Ja, dann schaffen die Jungs ja doch richtig an, wenden Sie jetzt ein. Sicher, das versuchen sie. Und mit den weiblichen Prostituierten in Nairobi, Mombasa und Malindi haben sie gemeinsam, daß sie sich aus ökonomischen Gründen außerhalb der Normen und Werte ihrer sozialen Gemeinschaft stellen. Männern wird das zwar in der Regel eher nachgesehen als Frauen, aber in der streng islamischen Gesellschaft Lamus wiegt es schwer. So richten sich Ressentiments gegen die Touristinnen, die die guten Sitten verderben. Aber für die Beachboys, die die Aufreißerei und Rumhängerei mit weißen Frauen nach einiger Zeit satt haben, ist die Reintegration auch nicht ganz einfach. Wer von den schönen und selbstbewußten Mädchen im Bui-Bui will schon so einen Typen heiraten? Zumindest treibt eine solche Vergangenheit den Brautpreis gewaltig in die Höhe.
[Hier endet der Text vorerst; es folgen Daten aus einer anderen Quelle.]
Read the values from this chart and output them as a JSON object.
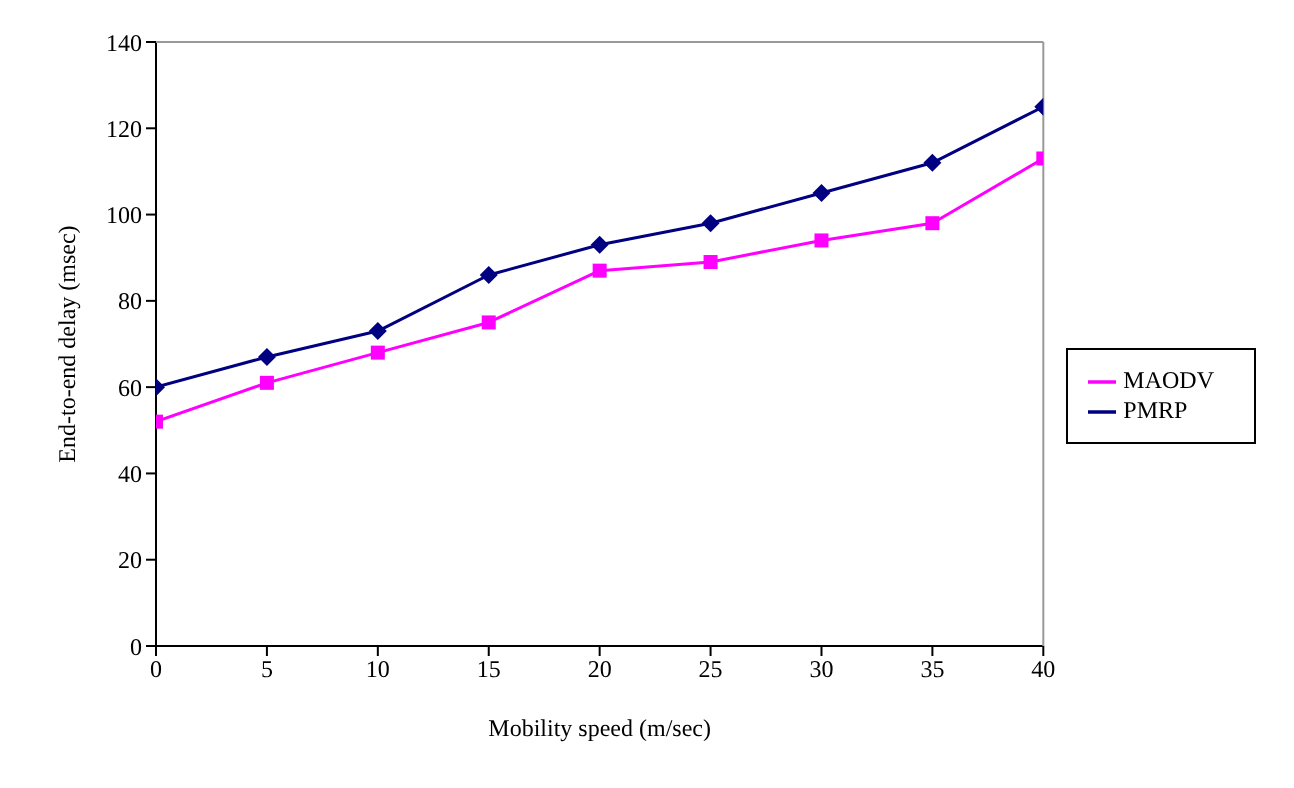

Was Ismael macht, wenn Karin wieder in Bergisch Gladbach ist, möchten Sie wissen? Ismael hofft sehr, daß Karin ihn als ihr privates Entwicklungshilfeprojekt betrachtet. Ja, nett war sie, aber auf drei, vier Karins pro Saison muß er es bringen. Er spart nämlich, um einmal eine Touristenlodge aufmachen zu können. Als Gigolo alt werden möchte er auf jeden Fall nicht.